The free-thinking of one's age is the common sense of the next. -Matthew Arnold

tree-thinking was inspired by the desire to convert the output of sklearn's DecisionTreeClassifier models into something more useful. In this case, tree-thinking outputs its representation to a language-agnostic YAML file which can be consumed by other software for parsing.
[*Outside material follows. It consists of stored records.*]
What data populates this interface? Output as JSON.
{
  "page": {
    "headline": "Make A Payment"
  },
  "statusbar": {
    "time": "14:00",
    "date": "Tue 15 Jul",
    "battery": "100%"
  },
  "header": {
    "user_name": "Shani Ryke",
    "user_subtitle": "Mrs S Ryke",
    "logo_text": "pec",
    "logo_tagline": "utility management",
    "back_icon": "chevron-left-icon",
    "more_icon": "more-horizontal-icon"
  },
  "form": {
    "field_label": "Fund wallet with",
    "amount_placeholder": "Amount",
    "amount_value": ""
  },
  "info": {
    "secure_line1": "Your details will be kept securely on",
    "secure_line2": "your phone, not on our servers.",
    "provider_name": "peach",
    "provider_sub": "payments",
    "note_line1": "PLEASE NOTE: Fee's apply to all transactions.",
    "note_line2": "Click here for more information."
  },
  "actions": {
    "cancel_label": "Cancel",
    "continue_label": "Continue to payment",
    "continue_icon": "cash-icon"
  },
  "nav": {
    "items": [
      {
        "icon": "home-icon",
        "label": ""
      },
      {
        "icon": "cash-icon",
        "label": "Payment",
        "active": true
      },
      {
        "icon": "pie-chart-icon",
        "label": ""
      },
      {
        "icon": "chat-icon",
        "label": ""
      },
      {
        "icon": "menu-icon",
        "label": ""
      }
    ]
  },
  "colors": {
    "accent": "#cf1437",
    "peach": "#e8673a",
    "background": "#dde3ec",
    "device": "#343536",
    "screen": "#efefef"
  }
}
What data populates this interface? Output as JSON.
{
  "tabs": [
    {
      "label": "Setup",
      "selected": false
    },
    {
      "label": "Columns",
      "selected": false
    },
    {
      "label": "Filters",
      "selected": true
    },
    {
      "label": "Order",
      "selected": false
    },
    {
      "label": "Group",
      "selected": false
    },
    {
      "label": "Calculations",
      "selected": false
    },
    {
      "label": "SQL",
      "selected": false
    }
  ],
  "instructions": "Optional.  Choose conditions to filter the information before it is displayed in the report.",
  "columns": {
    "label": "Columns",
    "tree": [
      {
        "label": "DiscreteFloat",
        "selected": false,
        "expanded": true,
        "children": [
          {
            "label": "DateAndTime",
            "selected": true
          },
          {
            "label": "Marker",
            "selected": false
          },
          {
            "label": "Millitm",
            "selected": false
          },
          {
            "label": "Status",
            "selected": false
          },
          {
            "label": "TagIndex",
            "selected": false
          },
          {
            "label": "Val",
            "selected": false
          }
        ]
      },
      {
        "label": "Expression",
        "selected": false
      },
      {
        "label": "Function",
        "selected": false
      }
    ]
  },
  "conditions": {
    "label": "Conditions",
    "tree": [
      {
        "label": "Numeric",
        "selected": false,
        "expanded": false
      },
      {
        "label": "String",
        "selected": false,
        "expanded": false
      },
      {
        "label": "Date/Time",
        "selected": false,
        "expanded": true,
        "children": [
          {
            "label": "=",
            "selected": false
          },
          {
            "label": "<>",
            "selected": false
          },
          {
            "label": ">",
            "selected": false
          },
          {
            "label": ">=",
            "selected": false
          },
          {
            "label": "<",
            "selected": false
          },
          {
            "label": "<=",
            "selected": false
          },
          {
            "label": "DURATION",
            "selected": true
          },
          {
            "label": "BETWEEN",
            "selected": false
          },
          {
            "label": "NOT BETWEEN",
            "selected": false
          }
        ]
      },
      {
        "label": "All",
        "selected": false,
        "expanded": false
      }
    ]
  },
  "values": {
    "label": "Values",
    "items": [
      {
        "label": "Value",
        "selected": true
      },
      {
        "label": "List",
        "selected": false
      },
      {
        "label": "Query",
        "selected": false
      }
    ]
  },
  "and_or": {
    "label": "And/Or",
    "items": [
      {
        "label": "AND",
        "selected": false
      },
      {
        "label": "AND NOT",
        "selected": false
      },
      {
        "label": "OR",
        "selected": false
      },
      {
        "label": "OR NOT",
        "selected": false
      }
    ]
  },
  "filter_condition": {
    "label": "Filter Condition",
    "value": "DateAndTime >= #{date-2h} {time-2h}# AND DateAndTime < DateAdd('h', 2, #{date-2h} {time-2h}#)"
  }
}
This project and schema emerged from conversations with @greggroth at Blue Bottle Coffee.

The need for schema

Serializing a decision tree is relatively straightforward, and in fact, extremely ad-hoc. The need for a schema is in anticipation of the integration with other systems. For this reason we outline a general spec which lends itself to customization, but provides a scaffold for the basic logic.

Reading the YAML

The YAML is a straightforward presentation of the tree with a few convenient structural choices.

---
class_name: 'Likes chocolate icecream'
features:
  - name: 'Likes ice cream'
    type: 'binary'
  - name: 'Likes chocolate'
    type: 'binary'
  - name: 'how much do you like ice cream'
    type: 'continuous'
    min: 0
    max: 5
    step: 1
nodes:
  feature_idx: 0
  op: =
  thr: 1
  prob: nil
  results:
    true:
      feature_idx: 1
      op: >
      thr: 0.5
      prob: nil
      results:
        true:
          feature_idx: nil
          op: nil
          thr: nil
          prob: 1
          results: []
        false:
          feature_idx: nil
          op: nil
          thr: nil
          prob: 0
          results: []
    false:
      feature_idx: nil
      op: nil
      thr: nil
      prob: 0
      results: []

Which can be seen as a struct:

---
class_name: <str>
features:
  - name: <str>
    type: <str> ('opt')('binary', 'continuous')
    min: <float> ('opt')
    max: <float> ('opt')
    step: <float> ('opt')
nodes:
  feature_idx: <int>
  thr: <float>
  op: <str> (opt)
  results:
    true:
      feature_idx: <int> (opt)
      thr: <float> (opt)
      op: <str> (opt)
      prob: <float> (opt)
      results:
        true: <node> (opt)
        false: <node> (opt)
    false:
      feature_idx: <int> (opt)
      thr: <float> (opt)
      op: <str> (opt)
      prob: <float> (opt)
      results:
        true: <node> (opt)
        false: <node> (opt)

Noting the optional fields one can create our ice-cream tree a bit less verbosely:

---
class_name: 'Likes chocolate icecream'
features:
  - name: 'Likes ice cream'
  - name: 'Likes chocolate'
  - name: 'how much do you like ice cream'
    min: 0
    max: 5
    step: 1
nodes:
  feature_idx: 0
  op: =
  thr: 1
  results:
    true:
      feature_idx: 1
      op: >
      thr: 0.5
      results:
        true:
          prob: 1
        false:
          prob: 0
    false:
      prob: 0

Where class_name is the name of the class label you're attempting to assign. feature_idx refers to the feature index(names are presented in order under the features list), thr is the break boundary for this decision, op is a purely optional parameter that can be specified if you want to use other comperators than <=(pandas DTs are always <=). Results are a list of nodes, with the defaults being true is where the function recurses if the comparison is true, likewise for false. prob is the resulting probability of assigning the class label based on the node's purity.

Usage

If you're using sklearn and want to output your models, under the Python directory is a module for reading and writing YAML in the above format.

If you wish to connect your sklearn DTs with your Rails front end, check out the Ruby gem.

One can also use the above schema as a guideline for writing decision tree logic in an extensible way.

The name

Not sorry for the bad pun. Am sorry I didn't go with Lorax, but copyright, y'know? ¯\_(ツ)_/¯

Contributing

Bug reports and pull requests are welcome on GitHub at https://github.com/BBischof/tree-thinking. This project is intended to be a safe, welcoming space for collaboration, and contributors are expected to adhere to the Contributor Covenant code of conduct.

License

The gem is available as open source under the terms of the MIT License.